Dugaan Perselingkuhan di Bangka Barat: Sang Pria Dijatuhi Hukum Adat Pengusiran

BANGKA BARAT, TIMELINES.ID — Kasus dugaan perselingkuhan yang terjadi di Dusun Petar, Desa Tumbak Petar di Kecamatan Jebus, Kabupaten Bangka Barat, memicu kemarahan warga dan menjadi perbincangan hangat di tengah masyarakat.

Peristiwa ini melibatkan seorang pria bernama SR dan seorang perempuan berinisial TI. Keduanya telah beristri dan bersuami.

Insiden ini tidak hanya mencoreng nilai moral masyarakat setempat, tetapi juga dinilai telah merusak tatanan sosial dan norma adat yang selama ini dijunjung tinggi oleh warga Dusun Petar.

Hubungan terlarang tersebut terungkap setelah adanya laporan dari pihak keluarga yang merasa dirugikan.

Baca Juga  Karena Ini, Petugas PPK Mentok Beri Wartawan Memotret hanya 5 Detik

Menindaklanjuti kejadian tersebut, para tokoh agama, tokoh masyarakat, dan perangkat dusun segera menggelar musyawarah adat.

Dalam forum yang berlangsung dengan suasana tegang itu, mayoritas peserta musyawarah sepakat bahwa perbuatan yang dilakukan SR dianggap sebagai pelanggaran berat terhadap norma agama dan adat istiadat.
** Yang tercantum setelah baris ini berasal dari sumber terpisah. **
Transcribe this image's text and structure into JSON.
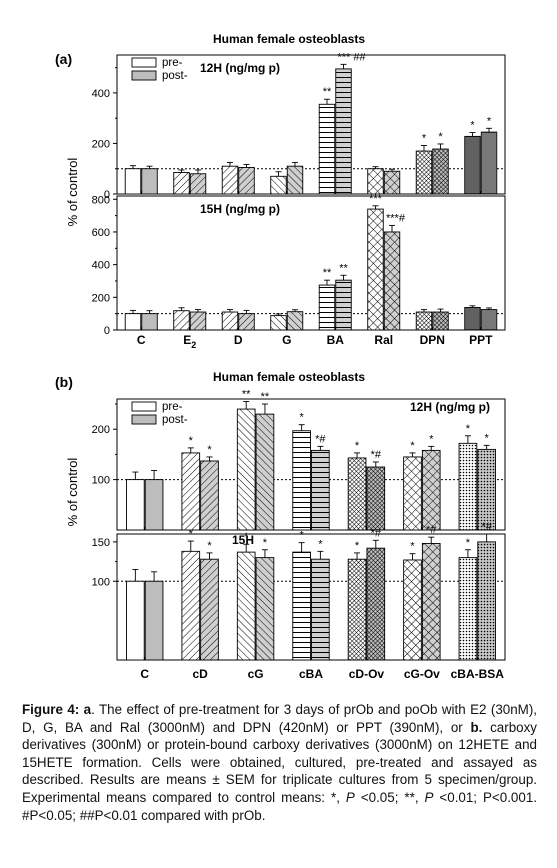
{
  "chart_data": [
    {
      "panel_label": "(a)",
      "title": "Human female osteoblasts",
      "type": "bar",
      "ylabel": "% of control",
      "legend": [
        "pre-",
        "post-"
      ],
      "legend_placement": "top-left",
      "reference_line": 100,
      "categories": [
        "C",
        "E2",
        "D",
        "G",
        "BA",
        "Ral",
        "DPN",
        "PPT"
      ],
      "subplots": [
        {
          "label": "12H (ng/mg p)",
          "ylim": [
            0,
            550
          ],
          "yticks": [
            0,
            200,
            400
          ],
          "series": [
            {
              "name": "pre-",
              "values": [
                100,
                85,
                110,
                70,
                355,
                100,
                170,
                228
              ],
              "errors": [
                12,
                10,
                15,
                18,
                20,
                8,
                22,
                15
              ]
            },
            {
              "name": "post-",
              "values": [
                100,
                80,
                105,
                110,
                495,
                90,
                178,
                245
              ],
              "errors": [
                10,
                15,
                12,
                15,
                18,
                8,
                20,
                15
              ]
            }
          ],
          "annotations": [
            {
              "category": "BA",
              "series": "pre-",
              "text": "**"
            },
            {
              "category": "BA",
              "series": "post-",
              "text": "*** ##"
            },
            {
              "category": "DPN",
              "series": "pre-",
              "text": "*"
            },
            {
              "category": "DPN",
              "series": "post-",
              "text": "*"
            },
            {
              "category": "PPT",
              "series": "pre-",
              "text": "*"
            },
            {
              "category": "PPT",
              "series": "post-",
              "text": "*"
            }
          ]
        },
        {
          "label": "15H (ng/mg p)",
          "ylim": [
            0,
            820
          ],
          "yticks": [
            0,
            200,
            400,
            600,
            800
          ],
          "series": [
            {
              "name": "pre-",
              "values": [
                100,
                118,
                110,
                88,
                275,
                740,
                110,
                138
              ],
              "errors": [
                20,
                18,
                15,
                10,
                30,
                20,
                15,
                10
              ]
            },
            {
              "name": "post-",
              "values": [
                100,
                110,
                100,
                112,
                305,
                600,
                110,
                125
              ],
              "errors": [
                18,
                15,
                20,
                12,
                30,
                40,
                18,
                10
              ]
            }
          ],
          "annotations": [
            {
              "category": "BA",
              "series": "pre-",
              "text": "**"
            },
            {
              "category": "BA",
              "series": "post-",
              "text": "**"
            },
            {
              "category": "Ral",
              "series": "pre-",
              "text": "***"
            },
            {
              "category": "Ral",
              "series": "post-",
              "text": "***#"
            }
          ]
        }
      ]
    },
    {
      "panel_label": "(b)",
      "title": "Human female osteoblasts",
      "type": "bar",
      "ylabel": "% of control",
      "legend": [
        "pre-",
        "post-"
      ],
      "legend_placement": "top-left",
      "reference_line": 100,
      "categories": [
        "C",
        "cD",
        "cG",
        "cBA",
        "cD-Ov",
        "cG-Ov",
        "cBA-BSA"
      ],
      "subplots": [
        {
          "label": "12H (ng/mg p)",
          "ylim": [
            0,
            260
          ],
          "yticks": [
            100,
            200
          ],
          "series": [
            {
              "name": "pre-",
              "values": [
                100,
                153,
                240,
                197,
                143,
                145,
                172
              ],
              "errors": [
                15,
                10,
                15,
                12,
                10,
                8,
                15
              ]
            },
            {
              "name": "post-",
              "values": [
                100,
                137,
                230,
                158,
                125,
                158,
                160
              ],
              "errors": [
                18,
                8,
                20,
                8,
                10,
                8,
                8
              ]
            }
          ],
          "annotations": [
            {
              "category": "cD",
              "series": "pre-",
              "text": "*"
            },
            {
              "category": "cD",
              "series": "post-",
              "text": "*"
            },
            {
              "category": "cG",
              "series": "pre-",
              "text": "**"
            },
            {
              "category": "cG",
              "series": "post-",
              "text": "**"
            },
            {
              "category": "cBA",
              "series": "pre-",
              "text": "*"
            },
            {
              "category": "cBA",
              "series": "post-",
              "text": "*#"
            },
            {
              "category": "cD-Ov",
              "series": "pre-",
              "text": "*"
            },
            {
              "category": "cD-Ov",
              "series": "post-",
              "text": "*#"
            },
            {
              "category": "cG-Ov",
              "series": "pre-",
              "text": "*"
            },
            {
              "category": "cG-Ov",
              "series": "post-",
              "text": "*"
            },
            {
              "category": "cBA-BSA",
              "series": "pre-",
              "text": "*"
            },
            {
              "category": "cBA-BSA",
              "series": "post-",
              "text": "*"
            }
          ]
        },
        {
          "label": "15H",
          "ylim": [
            0,
            160
          ],
          "yticks": [
            100,
            150
          ],
          "series": [
            {
              "name": "pre-",
              "values": [
                100,
                138,
                137,
                137,
                128,
                127,
                130
              ],
              "errors": [
                15,
                13,
                10,
                12,
                8,
                8,
                10
              ]
            },
            {
              "name": "post-",
              "values": [
                100,
                128,
                130,
                128,
                142,
                148,
                150
              ],
              "errors": [
                12,
                8,
                10,
                10,
                10,
                8,
                10
              ]
            }
          ],
          "annotations": [
            {
              "category": "cD",
              "series": "pre-",
              "text": "*"
            },
            {
              "category": "cD",
              "series": "post-",
              "text": "*"
            },
            {
              "category": "cG",
              "series": "pre-",
              "text": "*"
            },
            {
              "category": "cG",
              "series": "post-",
              "text": "*"
            },
            {
              "category": "cBA",
              "series": "pre-",
              "text": "*"
            },
            {
              "category": "cBA",
              "series": "post-",
              "text": "*"
            },
            {
              "category": "cD-Ov",
              "series": "pre-",
              "text": "*"
            },
            {
              "category": "cD-Ov",
              "series": "post-",
              "text": "*#"
            },
            {
              "category": "cG-Ov",
              "series": "pre-",
              "text": "*"
            },
            {
              "category": "cG-Ov",
              "series": "post-",
              "text": "*#"
            },
            {
              "category": "cBA-BSA",
              "series": "pre-",
              "text": "*"
            },
            {
              "category": "cBA-BSA",
              "series": "post-",
              "text": "*#"
            }
          ]
        }
      ]
    }
  ],
  "caption": {
    "label": "Figure 4:",
    "part_a": "a",
    "text_a": ". The effect of pre-treatment for 3 days of prOb and poOb with E2 (30nM), D, G, BA and Ral (3000nM) and DPN (420nM) or PPT (390nM), or ",
    "part_b": "b.",
    "text_b": " carboxy derivatives (300nM) or protein-bound carboxy derivatives (3000nM) on 12HETE and 15HETE formation. Cells were obtained, cultured, pre-treated and assayed as described. Results are means ± SEM for triplicate cultures from 5 specimen/group. Experimental means compared to control means: *, ",
    "p1": "P",
    "t1": " <0.05; **, ",
    "p2": "P",
    "t2": " <0.01; P<0.001. #P<0.05; ##P<0.01 compared with prOb."
  }
}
Salah satu tokoh agama, H Nawi dalam musyawarah tersebut menegaskan bahwa tindakan tegas harus diambil agar kejadian serupa tidak terulang di kemudian hari.

“Ini bukan sekadar persoalan pribadi, tetapi sudah mencederai nilai-nilai yang kami jaga bersama. Kami sepakat meminta agar hukum adat ditegakkan,” ujar H Nawi, Senin (4/5/2026) malam.